Nous descendons du bus à un croisement au milieu de rien au simple son du chauffeur « El Remate ». Denis hésite à descendre mais il n’a pas trop le choix. Emilio, un chauffeur de taxi nous emmène gratuitement chez sa sœur qui s’occupe d’un hôtel. Le lieu-dit (1 rue) se trouve au bord de l’immense lac Petén Itza ou enfants, chevaux, cochons viennent se baigner. Un terrain est à vendre, il faudrait vite l’acheter avant que d’autres ne découvrent ce petit coin de paradis. Le lendemain, nous partons a la découverte du plus célèbre site maya du Guatemala, Tikal (ennemie de Calakmul au Mexique). Mais Tikal se mérite et c’est toute une aventure pour s’y rendre ! Nous prenons un collectivos (fourgonnette publique) vers 9h, Denis tout content assis a cote du chauffeur et moi derrière avec d’autres passagers. Tout va bien, quand soudain 2 chevaux apparaissent à l’entrée d’un virage, le chauffeur du collectivos pile et fonce en marche arrière sur 1 km. Je vois les 2 chevaux se cabrer mais Denis voit surtout les canons de 2 banditos armés courir dans notre direction. En fait les 2 bandits ont détournés et détroussés le bus de touristes qui nous précédait. Ils ont dérobés argents et objets de valeurs. Et non, ce n’était pas un remake de Desperados, pas de: I’m looking for a man who calls himself ‘ze gros’. Apres 1h d’attente et appel a la police, nous repartons en trombe avec tous les autres véhicules en convoi serré. C’est avec soulagement que l’on arrive enfin à destination. Trop d’émotions pour nous !

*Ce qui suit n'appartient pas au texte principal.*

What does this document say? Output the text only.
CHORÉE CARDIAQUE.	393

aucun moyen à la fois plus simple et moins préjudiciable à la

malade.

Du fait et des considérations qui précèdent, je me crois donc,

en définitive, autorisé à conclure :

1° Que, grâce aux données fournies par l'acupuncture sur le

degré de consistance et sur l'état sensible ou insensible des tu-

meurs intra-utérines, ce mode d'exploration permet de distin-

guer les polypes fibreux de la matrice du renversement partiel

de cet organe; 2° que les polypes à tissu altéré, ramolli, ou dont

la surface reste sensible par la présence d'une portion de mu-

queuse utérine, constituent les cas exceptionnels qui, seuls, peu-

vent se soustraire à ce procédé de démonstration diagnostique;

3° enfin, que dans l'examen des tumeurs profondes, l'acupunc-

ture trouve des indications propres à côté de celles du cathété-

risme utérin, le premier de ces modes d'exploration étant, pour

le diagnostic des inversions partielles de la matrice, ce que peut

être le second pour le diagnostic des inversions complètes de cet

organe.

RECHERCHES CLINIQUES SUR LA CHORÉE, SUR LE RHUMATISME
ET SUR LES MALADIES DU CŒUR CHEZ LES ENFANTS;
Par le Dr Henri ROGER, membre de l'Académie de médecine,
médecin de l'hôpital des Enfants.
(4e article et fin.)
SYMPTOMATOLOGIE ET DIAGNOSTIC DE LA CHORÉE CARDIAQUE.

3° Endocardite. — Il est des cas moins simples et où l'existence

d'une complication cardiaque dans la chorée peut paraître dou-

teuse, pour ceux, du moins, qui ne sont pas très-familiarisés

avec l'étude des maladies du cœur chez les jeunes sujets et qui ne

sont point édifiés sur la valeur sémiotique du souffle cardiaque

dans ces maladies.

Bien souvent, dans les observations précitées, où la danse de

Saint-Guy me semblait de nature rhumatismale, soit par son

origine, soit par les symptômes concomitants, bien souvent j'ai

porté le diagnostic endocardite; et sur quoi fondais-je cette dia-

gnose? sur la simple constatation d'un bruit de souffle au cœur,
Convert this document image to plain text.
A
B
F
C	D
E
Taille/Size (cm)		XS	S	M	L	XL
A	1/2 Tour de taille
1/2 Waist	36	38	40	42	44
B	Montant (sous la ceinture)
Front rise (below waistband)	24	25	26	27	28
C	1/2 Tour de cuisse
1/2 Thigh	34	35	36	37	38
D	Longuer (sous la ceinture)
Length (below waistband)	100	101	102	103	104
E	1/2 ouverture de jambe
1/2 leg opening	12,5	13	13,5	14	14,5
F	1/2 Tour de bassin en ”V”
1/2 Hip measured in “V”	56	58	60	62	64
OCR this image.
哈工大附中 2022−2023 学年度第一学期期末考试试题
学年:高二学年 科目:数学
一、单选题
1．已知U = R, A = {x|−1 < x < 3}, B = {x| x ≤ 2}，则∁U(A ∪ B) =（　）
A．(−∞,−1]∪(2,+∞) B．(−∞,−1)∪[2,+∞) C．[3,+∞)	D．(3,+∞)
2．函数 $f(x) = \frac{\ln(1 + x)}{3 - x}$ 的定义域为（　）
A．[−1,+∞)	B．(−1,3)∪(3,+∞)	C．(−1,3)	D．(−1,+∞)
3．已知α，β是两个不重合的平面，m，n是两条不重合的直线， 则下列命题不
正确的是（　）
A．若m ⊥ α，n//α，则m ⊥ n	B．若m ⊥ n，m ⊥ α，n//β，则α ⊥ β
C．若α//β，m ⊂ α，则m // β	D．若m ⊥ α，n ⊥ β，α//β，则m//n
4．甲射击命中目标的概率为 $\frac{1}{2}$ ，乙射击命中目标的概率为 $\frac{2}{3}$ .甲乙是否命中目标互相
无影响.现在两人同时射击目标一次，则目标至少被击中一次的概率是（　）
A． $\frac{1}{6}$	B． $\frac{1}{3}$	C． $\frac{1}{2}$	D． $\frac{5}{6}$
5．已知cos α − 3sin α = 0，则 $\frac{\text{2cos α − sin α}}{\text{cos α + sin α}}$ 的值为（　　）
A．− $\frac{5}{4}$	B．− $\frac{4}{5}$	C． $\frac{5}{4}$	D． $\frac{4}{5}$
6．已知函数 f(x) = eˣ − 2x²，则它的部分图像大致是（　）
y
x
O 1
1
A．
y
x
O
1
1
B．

La citée de Tikal date du VII siècle av JC et a été abandonnée au IX. Elle se trouve dans la jungle ou vivent serpents, pumas, jaguars, toucans, coatis, singes hurleurs et ou poussent des Ceibals (arbre national) et des sapotilliers dont la sève sert de chewing-gum. Les pyramides de la plaza mayor sont les plus impressionnantes avec 2 pyramides se faisant face. Mais du haut de la pyramide du monde perdu, la vue sur l’ensemble du site est la meilleure alors qu’au sommet de la pyramide du temple IV on aperçoit toute l’étendu de la jungle allant jusqu’au Mexique (par contre, il faut grimper un escalier en bois très raide). Apres 5h de visite, nous reprenons la route inverse non sans inquiétudes mais tout à coup au bord d’un virage… des chevaux broutent tranquillement. La suite de notre séjour au Guatemala s’effectuera sans problèmes. Le lendemain, Emilio nous emmène sur le site de Yaxha (rival de El Naranjo) qui comportent plus de 400 monuments complètement enfouie sous la végétation, sous d’énormes bottes de terres et d’arbres. Le site a été le lieu de tournage de Survivor (que l’on ne connait pas) qui a permis de refinancer les fouilles. La vue sur le lac est magnifique du haut des pyramides déterrées.

Nous décidons de revoyager en collectivos coincés entre les mamas locales et les cow boys munis de leur chapeau ‘USA Rodéo’. La route est bordée de ranch, d’hommes à cheval et de passagers au milieu de nulle part. Des bacs traversent le rio de la pasion pour aller en ville ou plutôt le bled de Sayaxche. C’est de la qu’on accède en 2h de lancha (pirogue a moteur) au site d’Aguateca situé sur une falaise entre les méandres du fleuve Petexbatun et une végétation tropicale luxuriante. Les structures n’ont rien d’extraordinaires mais on se promène à travers les crevasses qui servaient de défenses naturelles. Nos 2h de trajets sont un peu plus long que prévu a cause de quelques problèmes de moteurs, mais cela nous permet de profiter encore mieux des envols d’aigrettes et des nombreuses tortues.